In Wilskerke staat niemand op de bus te wachten. “Misschien wat verder, waar zijn opa woont?” Erica en Lies kennen hun pappenheimers goed. Behalve de eerstejaars natuurlijk. Maar ook verderop is geen leerling te zien. “Vandaag weten we niet wie allemaal mee gaat. We hebben de lijst van vorig jaar bij, maar het is een beetje afwachten wie nog meegaat en wie van school veranderd is. Over enkele dagen hebben we wel een lijst. Maar als we vandaag een leerling langs de kant van de weg zien staan, stoppen we voor alle zekerheid om te vragen of die niet naar SIGO moet.”

“Nog snel eens in boek kijken”

“Vorig jaar kwamen we ook met de bus naar school”, vertellen Robbe, Timon en Arne, drie jongens die vandaag het derde jaar beginnen. “Als we de bus van De Lijn nemen, zouden we eerst naar Oostende moeten en dan overstappen op de bus naar Gistel. Met deze bus gaan we rechtstreeks naar school. Het is wel leuk op de bus. Je slaat een babbeltje of je kijkt nog eens in je boek. Als je niet goed gestudeerd hebt of iets niet meer weet, kan je hier nog even kijken.”

Corona heeft ons niet doen twijfelen om met de bus te gaan“, aldus Robbe. “In de vakantie heb ik ook al met een groep op een bus gezeten. Tijdens de lockdown heb ik me niet verveeld. Ik probeerde al mijn schoolwerk in het begin van de week te doen, zodat ik een lang weekend had om te gamen en heel soms eens buiten te spelen. Toch zou ik het liefst hebben dat het dit schooljaar allemaal normaal verloopt.”

Vandaag nog rustig

In Slijpe stapt niemand op de bus, in Schore staat een hele bende aan het bushokje. Ouders, broertjes, een vijftal leerlingen die opstappen. Er is tijd voor een praatje met de buschauffeur en de begeleidster. “In Mannekensvere ligt de weg open. We hadden een andere halte voorzien, maar die kinderen staan nu hier in Schore. Ik moest nog even afspreken met de mama”, legt Erica uit.

Ook in Zevekote, Zande en Moere stapt niemand op de bus. Met in totaal 15 leerlingen rijden we richting Gistel. “Het is nog heel rustig”, vinden Lies en Erica. “Vandaag starten niet alle leerjaren om 8.30 uur. Dat heeft er zeker mee te maken. De komende dagen komen er zeker nog bij. Normaal vervoeren we er zeker meer dan 30. En dat zal dit jaar niet minder zijn door corona. Je staat hier niet als haringen in een ton. Op deze bus heeft iedereen zijn plaats. Wie vorig schooljaar de bus nam, zal dat dit jaar wel weer doen.”

Ontsmetten

Intussen naderen we de school. Lies neemt nog één keer het woord. “Welkom op onze bus, hopelijk wordt het een goed schooljaar. Binnenkort krijgen jullie allemaal mijn gsm-nummer, maar enkel om te gebruiken als jullie ziek zijn. Of met een probleem of een vraag zitten. Als we ietsje te laat zijn, blijf zeker wachten. En als het te laat wordt, mag je altijd bellen. En liefst niet eten of drinken op de bus.”

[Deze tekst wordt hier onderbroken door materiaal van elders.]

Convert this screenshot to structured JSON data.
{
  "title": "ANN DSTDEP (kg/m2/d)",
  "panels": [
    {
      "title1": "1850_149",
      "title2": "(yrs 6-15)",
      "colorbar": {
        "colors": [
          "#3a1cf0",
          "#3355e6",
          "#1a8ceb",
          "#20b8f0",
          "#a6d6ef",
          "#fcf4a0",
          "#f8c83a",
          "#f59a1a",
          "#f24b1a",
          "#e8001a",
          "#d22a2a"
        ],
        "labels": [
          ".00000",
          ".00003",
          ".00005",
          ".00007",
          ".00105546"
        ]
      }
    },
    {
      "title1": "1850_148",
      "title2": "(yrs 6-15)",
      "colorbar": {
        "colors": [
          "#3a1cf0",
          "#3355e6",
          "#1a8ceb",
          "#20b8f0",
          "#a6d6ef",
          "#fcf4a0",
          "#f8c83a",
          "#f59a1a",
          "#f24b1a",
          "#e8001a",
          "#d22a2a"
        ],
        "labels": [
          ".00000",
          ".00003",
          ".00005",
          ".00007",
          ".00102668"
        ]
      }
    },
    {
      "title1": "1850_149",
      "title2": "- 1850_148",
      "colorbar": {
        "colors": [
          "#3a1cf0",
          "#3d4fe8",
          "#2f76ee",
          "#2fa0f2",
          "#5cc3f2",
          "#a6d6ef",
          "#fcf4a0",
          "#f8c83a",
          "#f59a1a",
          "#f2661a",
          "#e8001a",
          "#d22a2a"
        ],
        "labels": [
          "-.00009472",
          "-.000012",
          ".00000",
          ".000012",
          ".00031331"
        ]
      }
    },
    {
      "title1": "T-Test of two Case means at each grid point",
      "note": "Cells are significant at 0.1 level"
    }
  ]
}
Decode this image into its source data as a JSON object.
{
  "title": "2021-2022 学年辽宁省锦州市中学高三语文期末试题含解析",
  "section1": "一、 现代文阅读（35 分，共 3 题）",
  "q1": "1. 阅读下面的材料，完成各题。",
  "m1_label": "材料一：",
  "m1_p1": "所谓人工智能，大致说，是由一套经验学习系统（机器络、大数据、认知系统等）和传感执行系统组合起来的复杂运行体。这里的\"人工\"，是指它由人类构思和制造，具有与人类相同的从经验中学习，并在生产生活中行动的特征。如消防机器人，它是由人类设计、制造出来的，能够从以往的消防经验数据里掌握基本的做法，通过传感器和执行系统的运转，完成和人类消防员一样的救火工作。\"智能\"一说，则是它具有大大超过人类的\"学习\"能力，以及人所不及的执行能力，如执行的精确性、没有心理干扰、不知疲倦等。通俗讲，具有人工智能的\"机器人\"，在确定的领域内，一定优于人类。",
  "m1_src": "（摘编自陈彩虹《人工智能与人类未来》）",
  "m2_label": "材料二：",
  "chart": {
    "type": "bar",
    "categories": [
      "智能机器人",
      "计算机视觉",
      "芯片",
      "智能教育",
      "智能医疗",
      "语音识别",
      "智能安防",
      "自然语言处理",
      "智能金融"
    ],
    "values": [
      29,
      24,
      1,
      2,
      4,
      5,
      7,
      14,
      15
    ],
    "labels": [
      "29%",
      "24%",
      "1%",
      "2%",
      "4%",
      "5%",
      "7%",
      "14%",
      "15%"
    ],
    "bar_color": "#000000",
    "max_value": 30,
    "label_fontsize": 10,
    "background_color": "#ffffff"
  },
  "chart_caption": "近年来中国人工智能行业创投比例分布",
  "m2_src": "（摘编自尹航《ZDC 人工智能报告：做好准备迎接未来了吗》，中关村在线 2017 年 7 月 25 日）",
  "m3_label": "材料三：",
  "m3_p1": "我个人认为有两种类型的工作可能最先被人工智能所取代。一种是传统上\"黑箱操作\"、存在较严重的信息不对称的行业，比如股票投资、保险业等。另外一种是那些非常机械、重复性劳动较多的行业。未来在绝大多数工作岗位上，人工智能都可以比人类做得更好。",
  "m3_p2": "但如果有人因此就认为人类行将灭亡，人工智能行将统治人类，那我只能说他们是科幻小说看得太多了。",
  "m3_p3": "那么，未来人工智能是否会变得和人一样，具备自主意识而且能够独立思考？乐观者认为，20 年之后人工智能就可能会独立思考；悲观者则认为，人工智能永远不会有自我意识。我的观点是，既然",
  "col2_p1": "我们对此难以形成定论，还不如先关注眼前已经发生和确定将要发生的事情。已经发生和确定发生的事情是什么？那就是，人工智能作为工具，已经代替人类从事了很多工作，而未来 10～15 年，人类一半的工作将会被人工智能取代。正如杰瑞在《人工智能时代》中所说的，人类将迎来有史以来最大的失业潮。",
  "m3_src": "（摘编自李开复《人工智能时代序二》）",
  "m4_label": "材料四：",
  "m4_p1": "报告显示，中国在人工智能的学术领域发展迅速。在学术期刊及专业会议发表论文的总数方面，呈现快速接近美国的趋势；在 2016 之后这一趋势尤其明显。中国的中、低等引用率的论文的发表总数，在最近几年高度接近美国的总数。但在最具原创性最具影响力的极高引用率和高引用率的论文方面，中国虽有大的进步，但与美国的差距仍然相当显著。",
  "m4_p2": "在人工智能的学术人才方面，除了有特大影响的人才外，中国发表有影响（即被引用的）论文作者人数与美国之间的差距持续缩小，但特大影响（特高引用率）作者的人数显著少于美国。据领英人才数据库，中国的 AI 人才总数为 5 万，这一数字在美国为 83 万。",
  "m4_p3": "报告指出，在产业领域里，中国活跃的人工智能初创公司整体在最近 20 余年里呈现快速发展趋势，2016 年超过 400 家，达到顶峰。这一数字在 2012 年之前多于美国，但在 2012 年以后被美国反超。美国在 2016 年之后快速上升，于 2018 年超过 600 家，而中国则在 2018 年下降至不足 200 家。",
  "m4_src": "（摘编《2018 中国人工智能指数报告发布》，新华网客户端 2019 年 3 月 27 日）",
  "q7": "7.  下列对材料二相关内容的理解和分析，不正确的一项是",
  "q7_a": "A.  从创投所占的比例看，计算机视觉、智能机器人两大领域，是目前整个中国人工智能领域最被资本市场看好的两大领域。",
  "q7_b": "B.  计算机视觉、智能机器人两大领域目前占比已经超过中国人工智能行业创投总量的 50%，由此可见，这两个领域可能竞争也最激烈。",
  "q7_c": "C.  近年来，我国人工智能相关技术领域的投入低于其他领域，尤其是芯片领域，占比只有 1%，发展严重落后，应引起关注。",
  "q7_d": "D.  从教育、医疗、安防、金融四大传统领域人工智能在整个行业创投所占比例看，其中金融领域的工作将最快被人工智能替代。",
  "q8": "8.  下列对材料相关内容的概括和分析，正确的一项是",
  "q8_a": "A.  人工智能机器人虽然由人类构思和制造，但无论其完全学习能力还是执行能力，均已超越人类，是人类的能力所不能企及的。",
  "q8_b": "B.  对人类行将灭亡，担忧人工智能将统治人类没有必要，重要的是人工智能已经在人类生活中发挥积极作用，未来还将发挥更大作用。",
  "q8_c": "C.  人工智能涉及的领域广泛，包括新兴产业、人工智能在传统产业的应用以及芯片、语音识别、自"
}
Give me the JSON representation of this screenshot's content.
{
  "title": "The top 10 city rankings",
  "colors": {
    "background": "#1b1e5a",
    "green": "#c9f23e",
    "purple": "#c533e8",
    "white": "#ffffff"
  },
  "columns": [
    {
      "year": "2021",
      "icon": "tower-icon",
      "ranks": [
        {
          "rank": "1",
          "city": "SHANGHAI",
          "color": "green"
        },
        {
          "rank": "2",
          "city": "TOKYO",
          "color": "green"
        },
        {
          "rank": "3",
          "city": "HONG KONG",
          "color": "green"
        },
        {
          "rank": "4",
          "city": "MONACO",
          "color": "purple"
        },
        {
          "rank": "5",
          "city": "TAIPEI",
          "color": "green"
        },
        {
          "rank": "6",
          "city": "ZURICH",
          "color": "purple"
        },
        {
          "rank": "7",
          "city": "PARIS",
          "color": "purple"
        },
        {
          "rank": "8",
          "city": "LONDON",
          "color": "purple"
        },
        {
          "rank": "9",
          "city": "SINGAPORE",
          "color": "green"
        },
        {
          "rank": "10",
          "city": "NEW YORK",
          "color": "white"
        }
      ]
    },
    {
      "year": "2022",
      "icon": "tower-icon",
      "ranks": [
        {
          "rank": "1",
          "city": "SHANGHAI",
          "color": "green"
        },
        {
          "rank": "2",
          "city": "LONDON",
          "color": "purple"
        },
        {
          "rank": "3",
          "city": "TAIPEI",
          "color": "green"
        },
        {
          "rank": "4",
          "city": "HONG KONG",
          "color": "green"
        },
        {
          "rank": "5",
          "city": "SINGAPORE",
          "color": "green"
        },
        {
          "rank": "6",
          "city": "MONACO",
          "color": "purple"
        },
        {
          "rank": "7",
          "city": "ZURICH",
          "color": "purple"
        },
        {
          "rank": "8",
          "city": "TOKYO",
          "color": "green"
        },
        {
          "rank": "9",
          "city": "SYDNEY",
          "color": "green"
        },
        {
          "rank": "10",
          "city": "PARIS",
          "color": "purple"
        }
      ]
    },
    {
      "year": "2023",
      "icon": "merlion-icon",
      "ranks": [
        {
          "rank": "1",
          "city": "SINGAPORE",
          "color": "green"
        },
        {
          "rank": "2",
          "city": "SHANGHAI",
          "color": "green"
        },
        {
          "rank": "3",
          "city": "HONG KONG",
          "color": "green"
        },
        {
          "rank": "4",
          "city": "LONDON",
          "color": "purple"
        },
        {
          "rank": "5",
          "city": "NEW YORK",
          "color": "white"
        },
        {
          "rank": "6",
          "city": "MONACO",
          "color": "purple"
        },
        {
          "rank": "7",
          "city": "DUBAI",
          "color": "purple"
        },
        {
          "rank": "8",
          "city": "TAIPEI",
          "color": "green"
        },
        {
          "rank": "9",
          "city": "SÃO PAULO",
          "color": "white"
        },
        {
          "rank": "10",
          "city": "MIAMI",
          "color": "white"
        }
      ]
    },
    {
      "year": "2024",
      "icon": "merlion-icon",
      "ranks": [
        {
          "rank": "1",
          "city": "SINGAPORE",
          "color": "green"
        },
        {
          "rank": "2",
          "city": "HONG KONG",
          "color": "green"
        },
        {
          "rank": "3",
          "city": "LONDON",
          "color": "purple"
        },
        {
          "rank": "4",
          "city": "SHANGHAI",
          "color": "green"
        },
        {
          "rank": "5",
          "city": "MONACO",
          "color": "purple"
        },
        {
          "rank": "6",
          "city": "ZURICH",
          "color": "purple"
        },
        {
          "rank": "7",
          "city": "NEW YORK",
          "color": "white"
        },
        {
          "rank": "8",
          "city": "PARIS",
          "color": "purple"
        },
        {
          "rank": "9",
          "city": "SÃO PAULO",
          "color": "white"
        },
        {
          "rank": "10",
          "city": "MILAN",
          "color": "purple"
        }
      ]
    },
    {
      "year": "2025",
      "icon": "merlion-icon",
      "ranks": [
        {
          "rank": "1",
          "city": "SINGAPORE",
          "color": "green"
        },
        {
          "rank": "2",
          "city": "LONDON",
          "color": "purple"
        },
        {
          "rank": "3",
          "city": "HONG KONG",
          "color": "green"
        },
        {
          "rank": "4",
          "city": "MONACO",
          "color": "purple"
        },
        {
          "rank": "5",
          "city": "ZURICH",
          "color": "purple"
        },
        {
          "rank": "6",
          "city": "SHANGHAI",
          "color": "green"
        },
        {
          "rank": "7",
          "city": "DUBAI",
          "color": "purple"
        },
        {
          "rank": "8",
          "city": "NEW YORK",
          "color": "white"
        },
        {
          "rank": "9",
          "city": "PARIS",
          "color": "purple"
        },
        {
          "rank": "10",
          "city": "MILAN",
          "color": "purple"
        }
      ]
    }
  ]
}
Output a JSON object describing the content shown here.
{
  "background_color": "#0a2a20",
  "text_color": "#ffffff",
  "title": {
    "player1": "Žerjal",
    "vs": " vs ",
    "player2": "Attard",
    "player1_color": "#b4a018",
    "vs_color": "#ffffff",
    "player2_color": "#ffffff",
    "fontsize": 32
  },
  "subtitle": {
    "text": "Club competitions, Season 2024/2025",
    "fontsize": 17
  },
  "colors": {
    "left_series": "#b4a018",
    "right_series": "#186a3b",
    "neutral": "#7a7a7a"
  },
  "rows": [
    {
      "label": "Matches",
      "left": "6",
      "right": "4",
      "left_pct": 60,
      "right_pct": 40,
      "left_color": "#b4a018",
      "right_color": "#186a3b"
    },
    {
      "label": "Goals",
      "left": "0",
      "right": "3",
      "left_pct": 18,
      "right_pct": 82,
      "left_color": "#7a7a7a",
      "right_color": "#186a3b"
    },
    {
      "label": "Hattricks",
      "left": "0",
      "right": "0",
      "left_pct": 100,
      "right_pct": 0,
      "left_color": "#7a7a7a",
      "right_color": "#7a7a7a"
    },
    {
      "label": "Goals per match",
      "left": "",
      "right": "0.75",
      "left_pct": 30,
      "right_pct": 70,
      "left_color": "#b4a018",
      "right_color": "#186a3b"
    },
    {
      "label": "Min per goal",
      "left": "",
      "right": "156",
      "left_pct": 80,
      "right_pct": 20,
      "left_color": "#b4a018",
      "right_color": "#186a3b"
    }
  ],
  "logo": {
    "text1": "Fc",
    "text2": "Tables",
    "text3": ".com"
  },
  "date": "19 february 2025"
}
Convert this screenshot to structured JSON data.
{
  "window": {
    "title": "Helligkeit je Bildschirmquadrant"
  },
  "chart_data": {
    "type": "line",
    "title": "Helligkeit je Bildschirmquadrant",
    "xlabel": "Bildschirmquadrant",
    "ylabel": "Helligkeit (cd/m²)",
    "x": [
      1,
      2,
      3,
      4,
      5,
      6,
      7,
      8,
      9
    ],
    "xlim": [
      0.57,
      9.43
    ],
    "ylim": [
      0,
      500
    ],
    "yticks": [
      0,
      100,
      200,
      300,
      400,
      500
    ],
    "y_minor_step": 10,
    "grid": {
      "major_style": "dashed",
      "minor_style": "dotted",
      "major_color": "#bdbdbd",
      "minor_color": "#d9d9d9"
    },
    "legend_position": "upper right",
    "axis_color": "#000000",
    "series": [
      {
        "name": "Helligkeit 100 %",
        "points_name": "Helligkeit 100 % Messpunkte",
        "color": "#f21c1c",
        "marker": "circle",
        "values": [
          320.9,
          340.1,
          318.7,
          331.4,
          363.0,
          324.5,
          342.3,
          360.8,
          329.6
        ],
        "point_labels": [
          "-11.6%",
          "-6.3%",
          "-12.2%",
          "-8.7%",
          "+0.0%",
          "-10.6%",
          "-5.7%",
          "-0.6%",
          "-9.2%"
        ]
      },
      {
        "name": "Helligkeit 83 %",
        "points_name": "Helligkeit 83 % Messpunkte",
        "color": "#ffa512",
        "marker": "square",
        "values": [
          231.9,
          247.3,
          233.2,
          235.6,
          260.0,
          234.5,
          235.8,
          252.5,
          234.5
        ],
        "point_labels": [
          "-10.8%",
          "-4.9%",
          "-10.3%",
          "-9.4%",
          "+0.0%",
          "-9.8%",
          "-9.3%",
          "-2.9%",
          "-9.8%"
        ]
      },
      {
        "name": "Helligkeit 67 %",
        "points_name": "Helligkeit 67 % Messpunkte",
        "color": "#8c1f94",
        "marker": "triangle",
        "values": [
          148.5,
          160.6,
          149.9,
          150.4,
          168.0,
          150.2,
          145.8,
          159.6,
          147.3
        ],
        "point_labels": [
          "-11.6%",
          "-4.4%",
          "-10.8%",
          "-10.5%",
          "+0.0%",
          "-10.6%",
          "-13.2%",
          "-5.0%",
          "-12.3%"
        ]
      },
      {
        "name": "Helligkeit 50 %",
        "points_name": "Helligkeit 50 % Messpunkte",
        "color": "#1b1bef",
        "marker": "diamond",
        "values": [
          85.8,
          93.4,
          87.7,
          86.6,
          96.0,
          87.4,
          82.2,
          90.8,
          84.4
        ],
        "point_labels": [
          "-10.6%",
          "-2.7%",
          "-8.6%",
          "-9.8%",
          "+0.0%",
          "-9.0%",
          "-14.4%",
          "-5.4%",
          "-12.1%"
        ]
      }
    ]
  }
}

Na de rit moet buschauffeur Erica de 'harde delen' van de bus ontsmetten.
Na de rit moet buschauffeur Erica de ‘harde delen’ van de bus ontsmetten.© Peter Maenhoudt

De bus is gestopt. We zijn vlakbij de schoolpoort. Terwijl de leerlingen onder begeleiding van Lies het laatste stukje naar de school stappen, neemt Erica vod en ontsmettingsmiddel om de ‘harde delen’ van de bus – de leuningen zeg maar – te ontsmetten. Helemaal normaal is het toch nog niet op de schoolbus.

Redgy Deschacht (Keolis): “Huzarenstukje om alles te organiseren”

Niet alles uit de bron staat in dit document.